Female mice aged 8 to 12 weeks were used in this study. The CASP procedure involves laparotomy where the colon ascendens was exteriorized and sutured through the antimesenteric portion of the colon just distal to the ileocecal valve. A prepared venous catheter was used to puncture the colonic wall and fixed in place, acting as a stent. For control, sham surgery was performed as described above; with the difference that the stent was fixed outside the colonic wall, avoiding penetration.
BM cell proliferation was measured using cells flushed from the femurs and tibias of the mice and then stained for immunoglobulin G. Apoptosis was estimated by measuring the fraction of cells with DNA strand breaks following specific staining techniques. The function of stem cells and their potency to proliferate and differentiate was measured by counting the colony-forming units (CFUs) of the various stem cell lineages.
All these cells were obtained from septic and control animals at 3 h (early reversible phase) or 12 h (late irreversible phase) after the induction of peritonitis.

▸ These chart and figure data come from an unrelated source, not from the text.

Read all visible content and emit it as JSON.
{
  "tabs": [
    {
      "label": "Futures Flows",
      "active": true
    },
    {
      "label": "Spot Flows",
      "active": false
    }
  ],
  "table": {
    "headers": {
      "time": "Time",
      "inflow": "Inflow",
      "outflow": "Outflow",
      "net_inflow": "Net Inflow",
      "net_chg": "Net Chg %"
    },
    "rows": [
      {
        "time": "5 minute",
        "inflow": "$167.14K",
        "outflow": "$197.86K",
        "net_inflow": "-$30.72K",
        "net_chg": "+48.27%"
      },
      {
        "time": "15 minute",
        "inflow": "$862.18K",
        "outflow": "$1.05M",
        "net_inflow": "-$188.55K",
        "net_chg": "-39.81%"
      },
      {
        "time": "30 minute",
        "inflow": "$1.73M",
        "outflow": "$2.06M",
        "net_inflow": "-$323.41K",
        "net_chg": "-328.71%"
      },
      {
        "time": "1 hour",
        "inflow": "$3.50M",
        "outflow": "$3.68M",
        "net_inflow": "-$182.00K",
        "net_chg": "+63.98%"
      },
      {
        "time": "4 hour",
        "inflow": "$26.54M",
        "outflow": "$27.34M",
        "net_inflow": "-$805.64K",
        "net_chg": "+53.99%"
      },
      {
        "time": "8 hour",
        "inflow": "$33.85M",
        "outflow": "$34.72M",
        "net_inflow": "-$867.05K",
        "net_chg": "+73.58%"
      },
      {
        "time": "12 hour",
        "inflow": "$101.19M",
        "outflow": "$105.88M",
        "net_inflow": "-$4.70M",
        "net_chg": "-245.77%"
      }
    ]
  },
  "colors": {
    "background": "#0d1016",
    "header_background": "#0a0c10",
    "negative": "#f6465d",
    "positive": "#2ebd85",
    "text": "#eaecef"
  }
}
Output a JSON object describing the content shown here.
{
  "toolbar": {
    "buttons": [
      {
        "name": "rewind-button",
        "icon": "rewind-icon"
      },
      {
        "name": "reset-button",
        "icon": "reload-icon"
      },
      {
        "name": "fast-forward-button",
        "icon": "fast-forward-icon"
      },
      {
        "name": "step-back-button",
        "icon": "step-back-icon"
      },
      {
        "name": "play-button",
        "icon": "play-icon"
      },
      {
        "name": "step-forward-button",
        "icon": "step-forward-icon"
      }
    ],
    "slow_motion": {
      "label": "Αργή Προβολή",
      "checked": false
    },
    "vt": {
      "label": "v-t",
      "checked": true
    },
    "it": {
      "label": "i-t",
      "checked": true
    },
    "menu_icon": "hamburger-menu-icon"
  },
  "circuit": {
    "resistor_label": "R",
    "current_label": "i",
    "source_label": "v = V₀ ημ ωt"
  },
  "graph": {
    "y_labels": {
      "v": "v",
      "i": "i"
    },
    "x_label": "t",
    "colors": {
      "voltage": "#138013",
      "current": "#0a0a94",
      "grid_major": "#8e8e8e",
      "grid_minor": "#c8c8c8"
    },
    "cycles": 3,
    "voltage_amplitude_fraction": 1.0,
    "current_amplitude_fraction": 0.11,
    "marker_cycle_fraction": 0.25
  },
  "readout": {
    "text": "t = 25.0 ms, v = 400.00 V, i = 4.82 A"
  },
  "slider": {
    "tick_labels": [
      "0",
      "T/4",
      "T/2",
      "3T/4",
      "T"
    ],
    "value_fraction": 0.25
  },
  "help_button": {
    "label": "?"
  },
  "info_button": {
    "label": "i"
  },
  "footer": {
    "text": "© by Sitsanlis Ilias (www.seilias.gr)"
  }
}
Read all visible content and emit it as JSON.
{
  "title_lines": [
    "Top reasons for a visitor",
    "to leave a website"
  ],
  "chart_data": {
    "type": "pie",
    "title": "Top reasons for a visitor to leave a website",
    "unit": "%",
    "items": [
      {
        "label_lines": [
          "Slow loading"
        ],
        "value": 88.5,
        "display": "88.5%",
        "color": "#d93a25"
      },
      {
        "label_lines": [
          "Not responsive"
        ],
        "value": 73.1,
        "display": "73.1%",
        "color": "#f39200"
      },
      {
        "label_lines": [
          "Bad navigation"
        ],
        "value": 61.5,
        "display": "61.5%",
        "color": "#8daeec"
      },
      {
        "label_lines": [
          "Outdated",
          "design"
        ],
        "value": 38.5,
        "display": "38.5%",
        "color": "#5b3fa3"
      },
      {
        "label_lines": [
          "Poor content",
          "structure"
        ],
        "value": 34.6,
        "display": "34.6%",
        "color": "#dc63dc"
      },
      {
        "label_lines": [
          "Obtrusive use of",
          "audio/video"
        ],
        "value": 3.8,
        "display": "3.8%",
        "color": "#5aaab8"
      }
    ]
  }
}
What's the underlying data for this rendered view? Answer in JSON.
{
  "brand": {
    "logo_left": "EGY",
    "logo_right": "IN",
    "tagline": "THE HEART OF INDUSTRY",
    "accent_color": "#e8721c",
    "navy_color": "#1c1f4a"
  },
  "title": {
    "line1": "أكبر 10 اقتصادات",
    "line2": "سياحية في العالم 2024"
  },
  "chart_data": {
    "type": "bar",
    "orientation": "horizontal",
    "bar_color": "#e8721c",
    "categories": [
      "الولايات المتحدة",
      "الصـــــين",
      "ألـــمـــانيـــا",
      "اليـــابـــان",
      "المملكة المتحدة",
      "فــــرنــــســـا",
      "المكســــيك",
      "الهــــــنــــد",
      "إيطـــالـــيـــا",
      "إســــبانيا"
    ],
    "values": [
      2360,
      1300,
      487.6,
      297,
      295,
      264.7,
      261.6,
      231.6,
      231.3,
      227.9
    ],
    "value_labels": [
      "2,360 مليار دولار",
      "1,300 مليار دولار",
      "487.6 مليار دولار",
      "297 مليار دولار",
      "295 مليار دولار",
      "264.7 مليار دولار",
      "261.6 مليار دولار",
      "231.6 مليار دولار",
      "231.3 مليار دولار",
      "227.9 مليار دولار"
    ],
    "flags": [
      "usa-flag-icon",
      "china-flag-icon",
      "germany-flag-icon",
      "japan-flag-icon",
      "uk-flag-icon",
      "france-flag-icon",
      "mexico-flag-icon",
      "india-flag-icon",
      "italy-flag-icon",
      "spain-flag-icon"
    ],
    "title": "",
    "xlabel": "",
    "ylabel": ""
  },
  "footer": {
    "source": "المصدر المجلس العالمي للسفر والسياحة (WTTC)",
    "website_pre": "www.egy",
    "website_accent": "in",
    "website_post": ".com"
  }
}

BM cells of normal mice showed a spontaneous proliferation rate of 9.9%. After the induction of peritonitis in the CASP animals this rate was significantly augmented to 20.7% at 3 h and 23.2% at 12 h. These cells retained their responsiveness to granulocyte macrophage colony-stimulating factor (GM-CSF) but were no longer responsive to granulocyte colony-stimulating factor (G-CSF).
In normal mice there were 2.7% apoptotic cells. Addition of lipopolysacharide (LPS) and cytokines to further stimulate sepsis in extracted cell lines resulted in a dramatic increase in apoptosis (43.6%). The animals with experimental peritonitis has an enhanced spontaneous rate of bone marrow apoptosis (which was greater at 12 h than at 3 h). They also had an enhanced cytokine-induced rate of bone marrow apoptosis (which was greater at 3 h than at 12 h).
Stem cell function was assessed by counting the number of CFUs. The phagocyte precursor lineage [colony forming units-granulocyte macrophage(CFU-GM)] was stimulated two to three fold by the experimental CASP peritonitis. In contrast, the more mature stem cells of the red cell lineage [colony forming unit-erythrocyte(CFU-E)] were significantly inhibited during the late but not the early phase of sepsis.
The rate of cell turnover in this study was severely altered by surgical trauma and abdominal sepsis. In sham surgery there was a balanced response (both spontaneous proliferation and apoptosis were stimulated to a similar extent). This may be the result of non specific effects related to catecholamines, or vasodilators such as nitric oxide. Following CASP peritonitis there was an unbalanced, proapoptotic response in BM.
CASP peritonitis affected the hematopoietic stem cells strongly in the late phase of sepsis (12 h). The study demonstrated a lack of effect of sepsis on early precursor lineages [colony forming units-granulocyte erythrocyte macrophage megakaryocyte(CFU-GEMM) and burst forming unit-erythrocyte (BFU-E)]. In the CASP mice, this implies that the elevated rate of BM cell apoptosis during sepsis affects differentiated immunocompetent cells more severely than it does hematopoietic stem cells. The immunosuppression seen during sepsis may, therefore, be the result of this selective suppression of immunocompetent cells.